Assuming the 90 days horizon Star Diamond is expected to generate 8.37 times more return on investment than Charter Communications. However, Star Diamond is 8.37 times more volatile than Charter Communications. It trades about 0.06 of its potential returns per unit of risk. Charter Communications is currently generating about 0.13 per unit of risk. If you would invest  2.70  in Star Diamond on September 1, 2024 and sell it today you would lose (0.90) from holding Star Diamond or give up 33.33% of portfolio value over 90 days.
Time Period3 Months [change]
DirectionMoves Against 
StrengthVery Weak
Accuracy100.0%
ValuesDaily Returns

Star Diamond  vs.  Charter Communications

 Performance 
       Timeline  
Star Diamond 

Risk-Adjusted Performance

4 of 100

 
Weak
 
Strong
Insignificant
Compared to the overall equity markets, risk-adjusted returns on investments in Star Diamond are ranked lower than 4 (%) of all global equities and portfolios over the last 90 days. Despite nearly fragile basic indicators, Star Diamond reported solid returns over the last few months and may actually be approaching a breakup point.
Charter Communications 

Risk-Adjusted Performance

10 of 100

 
Weak
 
Strong
OK
Compared to the overall equity markets, risk-adjusted returns on investments in Charter Communications are ranked lower than 10 (%) of all global equities and portfolios over the last 90 days. Despite nearly fragile basic indicators, Charter Communications reported solid returns over the last few months and may actually be approaching a breakup point.

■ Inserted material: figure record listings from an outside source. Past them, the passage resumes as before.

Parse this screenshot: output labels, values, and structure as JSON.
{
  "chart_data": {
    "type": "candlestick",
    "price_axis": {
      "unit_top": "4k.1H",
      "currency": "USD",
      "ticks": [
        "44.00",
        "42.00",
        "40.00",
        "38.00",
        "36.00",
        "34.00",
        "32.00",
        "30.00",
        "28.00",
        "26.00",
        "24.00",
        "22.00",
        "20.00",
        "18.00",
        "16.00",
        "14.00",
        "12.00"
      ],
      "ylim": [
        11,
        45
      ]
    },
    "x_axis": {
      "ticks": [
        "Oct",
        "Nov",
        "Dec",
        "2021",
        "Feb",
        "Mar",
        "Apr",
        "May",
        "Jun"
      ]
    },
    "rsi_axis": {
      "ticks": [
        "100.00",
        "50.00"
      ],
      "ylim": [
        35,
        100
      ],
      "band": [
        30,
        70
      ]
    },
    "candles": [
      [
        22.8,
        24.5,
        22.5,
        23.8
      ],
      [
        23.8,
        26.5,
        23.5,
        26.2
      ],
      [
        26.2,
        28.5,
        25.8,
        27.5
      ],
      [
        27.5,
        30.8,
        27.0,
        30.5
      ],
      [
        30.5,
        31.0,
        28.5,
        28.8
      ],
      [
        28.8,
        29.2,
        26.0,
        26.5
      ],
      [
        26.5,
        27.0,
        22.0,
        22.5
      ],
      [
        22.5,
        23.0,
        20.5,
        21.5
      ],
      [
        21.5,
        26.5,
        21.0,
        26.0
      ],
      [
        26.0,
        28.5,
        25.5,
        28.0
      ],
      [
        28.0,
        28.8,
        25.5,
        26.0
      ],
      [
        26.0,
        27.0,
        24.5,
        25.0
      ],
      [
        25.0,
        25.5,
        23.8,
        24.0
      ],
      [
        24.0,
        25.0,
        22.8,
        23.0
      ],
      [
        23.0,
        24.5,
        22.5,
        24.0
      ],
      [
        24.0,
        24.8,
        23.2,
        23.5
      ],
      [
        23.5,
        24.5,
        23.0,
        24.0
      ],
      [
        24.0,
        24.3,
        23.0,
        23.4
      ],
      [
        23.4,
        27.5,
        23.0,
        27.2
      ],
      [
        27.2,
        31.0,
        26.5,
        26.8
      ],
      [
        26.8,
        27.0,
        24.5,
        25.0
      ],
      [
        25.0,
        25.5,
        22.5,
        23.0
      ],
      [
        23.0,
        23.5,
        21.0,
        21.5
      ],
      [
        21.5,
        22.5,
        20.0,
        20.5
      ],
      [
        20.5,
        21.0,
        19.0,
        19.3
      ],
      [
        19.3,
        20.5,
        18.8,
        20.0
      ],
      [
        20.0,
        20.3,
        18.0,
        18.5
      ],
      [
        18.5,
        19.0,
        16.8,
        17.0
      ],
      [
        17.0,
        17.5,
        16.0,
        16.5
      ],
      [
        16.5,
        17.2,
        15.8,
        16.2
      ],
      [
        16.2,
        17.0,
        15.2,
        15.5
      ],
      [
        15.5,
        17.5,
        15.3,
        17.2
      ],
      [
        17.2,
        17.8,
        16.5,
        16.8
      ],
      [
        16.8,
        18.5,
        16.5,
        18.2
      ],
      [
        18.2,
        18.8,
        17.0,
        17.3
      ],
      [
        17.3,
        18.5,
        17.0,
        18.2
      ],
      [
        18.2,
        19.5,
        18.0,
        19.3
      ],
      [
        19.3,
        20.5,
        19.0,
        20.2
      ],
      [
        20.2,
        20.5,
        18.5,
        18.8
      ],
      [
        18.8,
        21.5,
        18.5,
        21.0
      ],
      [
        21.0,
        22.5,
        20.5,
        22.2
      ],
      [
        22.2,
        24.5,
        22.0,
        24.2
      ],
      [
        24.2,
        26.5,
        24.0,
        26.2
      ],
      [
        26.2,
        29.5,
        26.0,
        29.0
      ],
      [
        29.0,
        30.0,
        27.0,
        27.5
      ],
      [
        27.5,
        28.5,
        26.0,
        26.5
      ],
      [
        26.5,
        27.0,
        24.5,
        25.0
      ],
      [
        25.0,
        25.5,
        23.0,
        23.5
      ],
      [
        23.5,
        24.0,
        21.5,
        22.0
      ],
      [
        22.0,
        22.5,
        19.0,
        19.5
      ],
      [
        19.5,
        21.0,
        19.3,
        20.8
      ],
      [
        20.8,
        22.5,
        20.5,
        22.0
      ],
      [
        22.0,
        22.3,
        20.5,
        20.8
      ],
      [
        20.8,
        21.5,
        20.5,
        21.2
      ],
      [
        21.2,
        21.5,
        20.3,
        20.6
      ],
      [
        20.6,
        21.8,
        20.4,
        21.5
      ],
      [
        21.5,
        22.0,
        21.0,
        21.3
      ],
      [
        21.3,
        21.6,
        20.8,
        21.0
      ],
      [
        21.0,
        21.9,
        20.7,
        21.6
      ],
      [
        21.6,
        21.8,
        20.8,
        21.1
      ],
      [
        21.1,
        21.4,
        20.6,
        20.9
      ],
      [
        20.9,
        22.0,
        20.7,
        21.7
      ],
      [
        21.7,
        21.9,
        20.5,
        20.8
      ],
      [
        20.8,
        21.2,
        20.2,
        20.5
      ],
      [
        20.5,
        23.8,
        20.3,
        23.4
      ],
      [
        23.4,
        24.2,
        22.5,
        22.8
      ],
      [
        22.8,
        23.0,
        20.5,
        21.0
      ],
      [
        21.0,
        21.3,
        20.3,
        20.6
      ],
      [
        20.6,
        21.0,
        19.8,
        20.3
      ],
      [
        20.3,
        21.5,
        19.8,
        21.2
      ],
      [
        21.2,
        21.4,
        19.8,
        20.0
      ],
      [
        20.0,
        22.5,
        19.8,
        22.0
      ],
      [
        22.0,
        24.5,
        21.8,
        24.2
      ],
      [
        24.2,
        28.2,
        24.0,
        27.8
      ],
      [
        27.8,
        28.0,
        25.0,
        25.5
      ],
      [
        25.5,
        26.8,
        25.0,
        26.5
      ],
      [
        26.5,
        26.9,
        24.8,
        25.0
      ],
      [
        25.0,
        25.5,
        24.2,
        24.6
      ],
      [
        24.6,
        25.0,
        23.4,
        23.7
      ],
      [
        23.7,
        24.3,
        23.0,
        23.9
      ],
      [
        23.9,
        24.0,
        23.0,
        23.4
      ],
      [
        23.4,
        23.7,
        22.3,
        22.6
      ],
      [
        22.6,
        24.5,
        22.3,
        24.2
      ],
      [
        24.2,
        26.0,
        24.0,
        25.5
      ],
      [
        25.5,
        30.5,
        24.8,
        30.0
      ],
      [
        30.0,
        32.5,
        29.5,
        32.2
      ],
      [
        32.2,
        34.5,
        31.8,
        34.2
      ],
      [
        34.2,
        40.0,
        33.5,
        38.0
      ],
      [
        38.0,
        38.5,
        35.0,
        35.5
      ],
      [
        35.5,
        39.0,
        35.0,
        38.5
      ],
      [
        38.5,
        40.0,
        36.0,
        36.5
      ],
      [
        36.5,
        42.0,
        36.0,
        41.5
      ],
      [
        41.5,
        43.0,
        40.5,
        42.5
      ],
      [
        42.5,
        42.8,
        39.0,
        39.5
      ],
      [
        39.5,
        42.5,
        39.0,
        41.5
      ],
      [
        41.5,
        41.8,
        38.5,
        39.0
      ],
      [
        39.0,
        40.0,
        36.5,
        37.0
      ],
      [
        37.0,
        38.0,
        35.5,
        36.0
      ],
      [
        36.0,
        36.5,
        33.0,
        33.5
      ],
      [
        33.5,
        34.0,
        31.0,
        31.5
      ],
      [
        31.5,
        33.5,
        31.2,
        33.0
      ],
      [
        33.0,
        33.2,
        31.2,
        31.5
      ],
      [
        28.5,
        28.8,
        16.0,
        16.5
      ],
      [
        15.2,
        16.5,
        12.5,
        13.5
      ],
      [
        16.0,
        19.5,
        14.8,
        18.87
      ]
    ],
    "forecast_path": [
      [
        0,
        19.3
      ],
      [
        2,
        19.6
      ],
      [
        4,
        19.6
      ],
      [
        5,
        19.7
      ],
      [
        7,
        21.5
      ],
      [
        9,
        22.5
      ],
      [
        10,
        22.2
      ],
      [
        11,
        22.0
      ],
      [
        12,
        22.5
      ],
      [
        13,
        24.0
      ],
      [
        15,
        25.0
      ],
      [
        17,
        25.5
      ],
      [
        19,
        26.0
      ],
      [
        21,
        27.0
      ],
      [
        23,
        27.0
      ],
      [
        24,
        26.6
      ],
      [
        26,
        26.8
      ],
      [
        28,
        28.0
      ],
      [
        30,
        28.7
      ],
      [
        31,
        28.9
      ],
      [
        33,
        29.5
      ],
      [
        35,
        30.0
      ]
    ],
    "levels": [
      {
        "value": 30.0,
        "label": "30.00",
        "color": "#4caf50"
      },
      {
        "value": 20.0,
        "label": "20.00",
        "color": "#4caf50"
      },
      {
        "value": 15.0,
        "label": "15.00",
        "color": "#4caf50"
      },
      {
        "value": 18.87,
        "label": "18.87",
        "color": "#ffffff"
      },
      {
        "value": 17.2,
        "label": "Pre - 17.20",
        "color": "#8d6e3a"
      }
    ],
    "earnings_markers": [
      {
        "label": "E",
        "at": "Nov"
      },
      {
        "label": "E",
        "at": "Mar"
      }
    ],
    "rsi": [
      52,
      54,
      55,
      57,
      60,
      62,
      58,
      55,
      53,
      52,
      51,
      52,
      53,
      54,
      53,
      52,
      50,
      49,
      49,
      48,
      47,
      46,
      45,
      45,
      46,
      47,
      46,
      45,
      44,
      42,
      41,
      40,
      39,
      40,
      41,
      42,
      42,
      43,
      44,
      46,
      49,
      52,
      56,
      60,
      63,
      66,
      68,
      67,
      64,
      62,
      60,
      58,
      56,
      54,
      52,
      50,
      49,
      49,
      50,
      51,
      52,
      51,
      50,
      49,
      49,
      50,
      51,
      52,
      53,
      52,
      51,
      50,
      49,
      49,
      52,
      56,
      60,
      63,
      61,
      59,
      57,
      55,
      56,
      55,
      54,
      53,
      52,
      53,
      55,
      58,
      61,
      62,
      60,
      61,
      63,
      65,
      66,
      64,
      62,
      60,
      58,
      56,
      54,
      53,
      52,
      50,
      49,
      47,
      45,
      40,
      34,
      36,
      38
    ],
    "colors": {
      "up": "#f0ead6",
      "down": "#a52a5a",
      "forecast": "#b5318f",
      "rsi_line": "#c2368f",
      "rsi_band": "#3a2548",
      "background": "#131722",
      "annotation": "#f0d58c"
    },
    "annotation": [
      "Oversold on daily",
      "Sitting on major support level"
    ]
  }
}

Star Diamond and Charter Communications Volatility Contrast

   Predicted Return Density   
       Returns  

Pair Trading with Star Diamond and Charter Communications

The main advantage of trading using opposite Star Diamond and Charter Communications positions is that it hedges away some unsystematic risk. Because of two separate transactions, even if Star Diamond position performs unexpectedly, Charter Communications can make up some of the losses. Pair trading also minimizes risk from directional movements in the market. For example, if an entire industry or sector drops because of unexpected headlines, the short position in Charter Communications will offset losses from the drop in Charter Communications' long position.
The idea behind Star Diamond and Charter Communications pairs trading is to make the combined position market-neutral, meaning the overall market's direction will not affect its win or loss (or potential downside or upside). This can be achieved by designing a pairs trade with two highly correlated stocks or equities that operate in a similar space or sector, making it possible to obtain profits through simple and relatively low-risk investment.
Check out your portfolio center.
Note that this page's information should be used as a complementary analysis to find the right mix of equity instruments to add to your existing portfolios or create a brand new portfolio. You can also try the Risk-Return Analysis module to view associations between returns expected from investment and the risk you assume.